I was a whole heap grown up by the first time I visited the U.S. I was forty, in fact. It wasn’t that I hadn’t travelled a fair bit by then, for I had, and had lived in other countries too, but that the U.S. had seemed always up to then somehow elusive – or daunting – or, more likely, just too culturally ‘known’ to even know how start to get to know it ‘for real’.
I mentioned this ‘known-ness’ whilst talking to someone about a recent trip I’d made there; about that strange sense of familiarity with places not before stood in, and they made the point that so many vistas, so many landscapes, streets and perspectives encountered in the States come with a lifetime – your own moving lifetime – of having absorbed them through TV, films, in paintings and photos and album sleeves. The talk was specifically of New York, a hot house of familiar angles, and a hot house, importantly, of now-ness, as opposed, for example, to the once-upon-a-time thumbnails for London, Paris, Rome – but could equally be of Chicago, or Boston, or The Wire’s Baltimore; Proulx’s wonderful Wyoming.
I began my absorbing at an early age, and now know that as a child of seven/eleven I was constructing my own map of a nation that held all the gravitational pull of a trendier, sexier, bolder older brother, or a new-to-the-neighbourhood child aglow with self-belief – and flares.
Messengers from America came through the music we listened to – later the tastes I shared with a sister, but at the outset it was Elvis on my own. At eight years old and freckled and shy I was not your typical Rock n Roll ambassador, and if asked at the time what I loved about the sound and the vibe, I would have faltered and reddened, a mute. The draw, I can say, was somewhere between, and including, the musical production (I adored the exquisite upfrontness of guitar strings), the stories in the songs and the unutterable romance of Presley’s own back narrative, which was helpfully poured across the gatefold inner on Elvis’ 40 Greatest – whose browns and golds and creams and airbrush treatments had me in a unrealisable funk of applied art appreciation – one I tried too often and too badly to copy onto the painted canvas flap of my school rucksack, never once having the patience to let his hair’s black emulsion dry; his eyes gone distinctly… bleurgh in the still-wet outlines, and Monday coming up fast.

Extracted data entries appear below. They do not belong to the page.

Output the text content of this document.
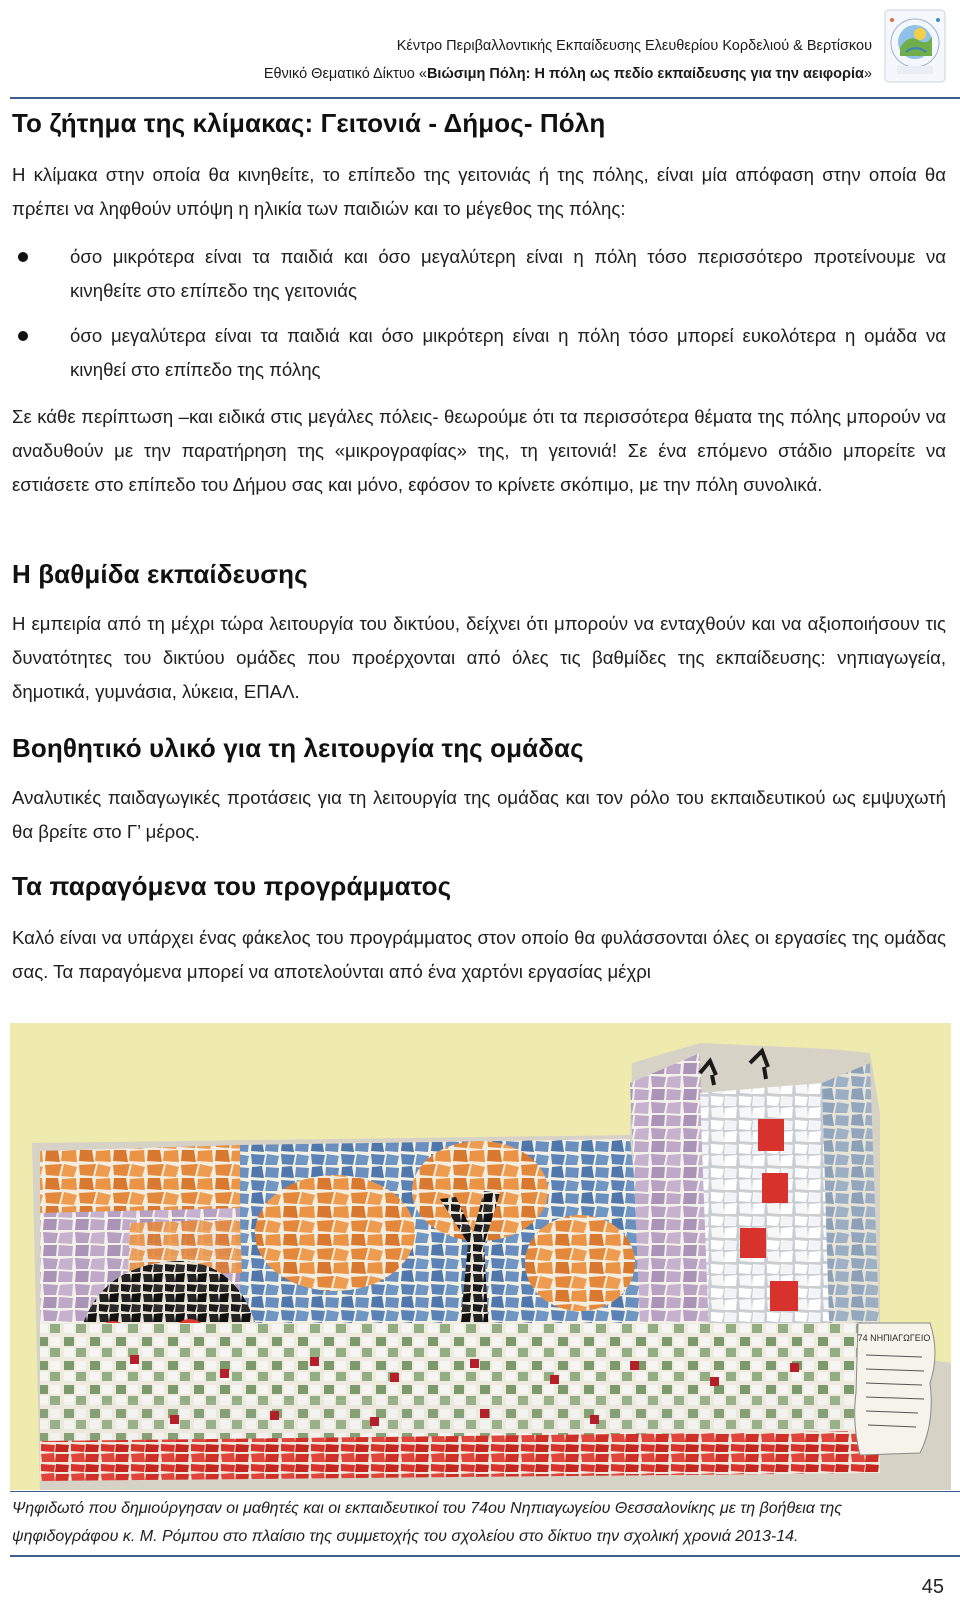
Κέντρο Περιβαλλοντικής Εκπαίδευσης Ελευθερίου Κορδελιού & Βερτίσκου
Εθνικό Θεματικό Δίκτυο «Βιώσιμη Πόλη: Η πόλη ως πεδίο εκπαίδευσης για την αειφορία»
Το ζήτημα της κλίμακας: Γειτονιά - Δήμος- Πόλη

Η κλίμακα στην οποία θα κινηθείτε, το επίπεδο της γειτονιάς ή της πόλης, είναι μία απόφαση στην οποία θα πρέπει να ληφθούν υπόψη η ηλικία των παιδιών και το μέγεθος της πόλης:

όσο μικρότερα είναι τα παιδιά και όσο μεγαλύτερη είναι η πόλη τόσο περισσότερο προτείνουμε να κινηθείτε στο επίπεδο της γειτονιάς

όσο μεγαλύτερα είναι τα παιδιά και όσο μικρότερη είναι η πόλη τόσο μπορεί ευκολότερα η ομάδα να κινηθεί στο επίπεδο της πόλης

Σε κάθε περίπτωση –και ειδικά στις μεγάλες πόλεις- θεωρούμε ότι τα περισσότερα θέματα της πόλης μπορούν να αναδυθούν με την παρατήρηση της «μικρογραφίας» της, τη γειτονιά! Σε ένα επόμενο στάδιο μπορείτε να εστιάσετε στο επίπεδο του Δήμου σας και μόνο, εφόσον το κρίνετε σκόπιμο, με την πόλη συνολικά.

Η βαθμίδα εκπαίδευσης

Η εμπειρία από τη μέχρι τώρα λειτουργία του δικτύου, δείχνει ότι μπορούν να ενταχθούν και να αξιοποιήσουν τις δυνατότητες του δικτύου ομάδες που προέρχονται από όλες τις βαθμίδες της εκπαίδευσης: νηπιαγωγεία, δημοτικά, γυμνάσια, λύκεια, ΕΠΑΛ.

Βοηθητικό υλικό για τη λειτουργία της ομάδας

Αναλυτικές παιδαγωγικές προτάσεις για τη λειτουργία της ομάδας και τον ρόλο του εκπαιδευτικού ως εμψυχωτή θα βρείτε στο Γ’ μέρος.

Τα παραγόμενα του προγράμματος

Καλό είναι να υπάρχει ένας φάκελος του προγράμματος στον οποίο θα φυλάσσονται όλες οι εργασίες της ομάδας σας. Τα παραγόμενα μπορεί να αποτελούνται από ένα χαρτόνι εργασίας μέχρι

74 ΝΗΠΙΑΓΩΓΕΙΟ

Ψηφιδωτό που δημιούργησαν οι μαθητές και οι εκπαιδευτικοί του 74ου Νηπιαγωγείου Θεσσαλονίκης με τη βοήθεια της ψηφιδογράφου κ. Μ. Ρόμπου στο πλαίσιο της συμμετοχής του σχολείου στο δίκτυο την σχολική χρονιά 2013-14.

45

Elvis gave me singularly Chicago. Of all the placenames dropped, it was the one on the cold and grey morn, the ghetto’s setting, that struck and stuck – and with it the first realisation that America, like Britain, had gloom and winter – was not all a Florida park.
And then there was to be a general laying down of the big lands, and big skies – Big States in our easy listenings to John Denver, Glen Campbell and George Hamilton IV – these fellas painting homestead landscapes that were happily free from the toilsome specifics of Country Music proper – and more nicely fitted carpets than a blanket on the ground: but still impacted with a wistfulness that was wide and ancient, and together they defined what the empty spaces ‘down South’, or ‘out West’ were basically about.
Jim Croce it was, though, who brought the devil and the detail. The first to play the Dixie or Rodeo cards with anything like cool for me and my sister – the first to populate dusty streets with ordinary legends and mythical everymen and everywomen, who would then become the archetypes of vast – vast – swathes of land between the Pacific and the Rockies (and I know, I know, that a little geography’s a horrid thing – remember here’s an atlas of an imagined world, charted and navigated by landmarks that come at 33rpm). Jim prepped us for TV’s Taxi, and attractive lives without glamour. Deconstructed American dreams, specifically, again, of New York.
The reconstruction was to be the work of Blondie – a sumptuous shock of the New Wave – not to mention an improbable but genuine ‘no, really?’ that New Yorkers went to discos just like people did in Leeds – that would forever claim the real estate of New York in my associative map of the world (whilst Joni ghosted unhindered through Greenwich and then way upstate and vanishing, skating away on a river into the astonishingly unthinkable Canada of… Canada).*
About The Velvet Underground, Lou Reed, Nico et al? Hell, you had to have had the particular siblings, or be a few years older. And I mistrust any retrospective mapping through the things I never absorbed for real. A child’s cartography is just that – is forever real.
*Blondie’s Parallel Lines was commonly attempted by many young teens in the school rucksack flap painting business – always leaving out the band characters, obviously. My friend Rob tells of a kid in his class who proudly turned up one Monday morning with a quite brilliantly executed rucksack tribute to ‘Blonie’.
© Steve Mitchell, Fisher Lane, 2012
(please excuse all fudging clumsiness in interchanging ‘America’ with ‘the U.S.’ and ‘the States’. Very probably as stoopid as Britain with England, or Europe with the UK.)